New legislation for foreign worker recruitment provides better protection
The province of Manitoba has implemented new regulations to better protect temporary foreign workers from unscrupulous recruiters and employers that have surfaced in Canada and abroad. The new legislation is designed to prevent any worker from paying to find a job in Manitoba, requiring recruitment agencies be licensed by the province for better regulation. National organizations are calling for similar legislation to be enacted across the country.
Manitoba's new Worker Recruitment and Protection Act prohibits recruitment agencies from charging fees to foreign workers; currently one of the most glaring problems with temporary foreign worker recruitment in Canada.

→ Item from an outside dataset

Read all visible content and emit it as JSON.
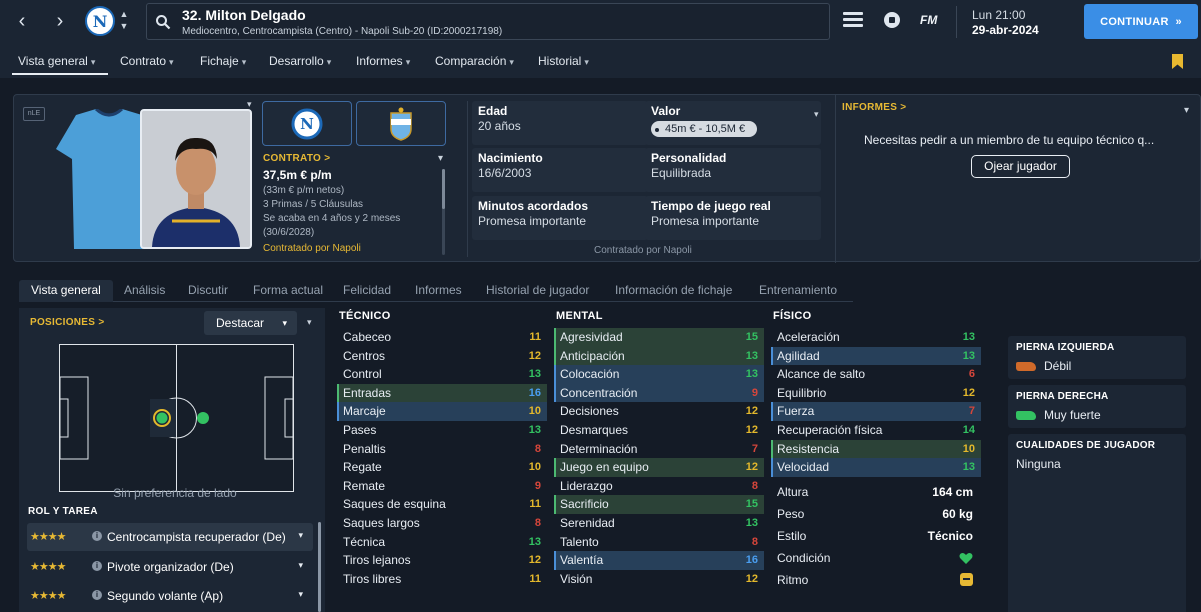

Technically, recruitment agencies are meant to charge Canadian employers to find foreign workers for them to hire. Nonetheless, there have been cases where recruiters have taken advantage of foreign worker ignorance to this norm, requiring instead that foreign workers pay recruiters to find them jobs in Canada.
To enforce the new legislation which prohibits this, Manitoba now requires that all foreign worker recruitment agencies be registered and licensed by the province. Employers who wish to hire temporary foreign workers must also be registered.
The Act requires that both employers and recruitment agencies submit detailed records about the place of employment, the workers' duties and wages, and up-to-date contact information for the worker.
"By keeping a registry of where these workers are, who recruited them, and what they were promised when they were hired, you finally have jurisdiction with the political will and regulations to penalize and weed out employers and recruiters who abuse foreign workers," said Wayne Hanley, national president for the United Food and Commercial Workers (UFCW Canada).
Hanley has called for all provincial and territorial jurisdictions to adopt similar legislation to ensure that human rights of foreign workers are protected across the country.
To ensure that labour-starved employers in Manitoba will still have access to the foreign workers they need, the provincial government provides direct assistance with foreign worker recruitment to registered employers.
"Where employers are unable to meet their labour needs locally, we can connect them directly with skilled workers through established international partnerships that are safe and effective," stated Nancy Allan, Manitoba's provincial Labour Minister.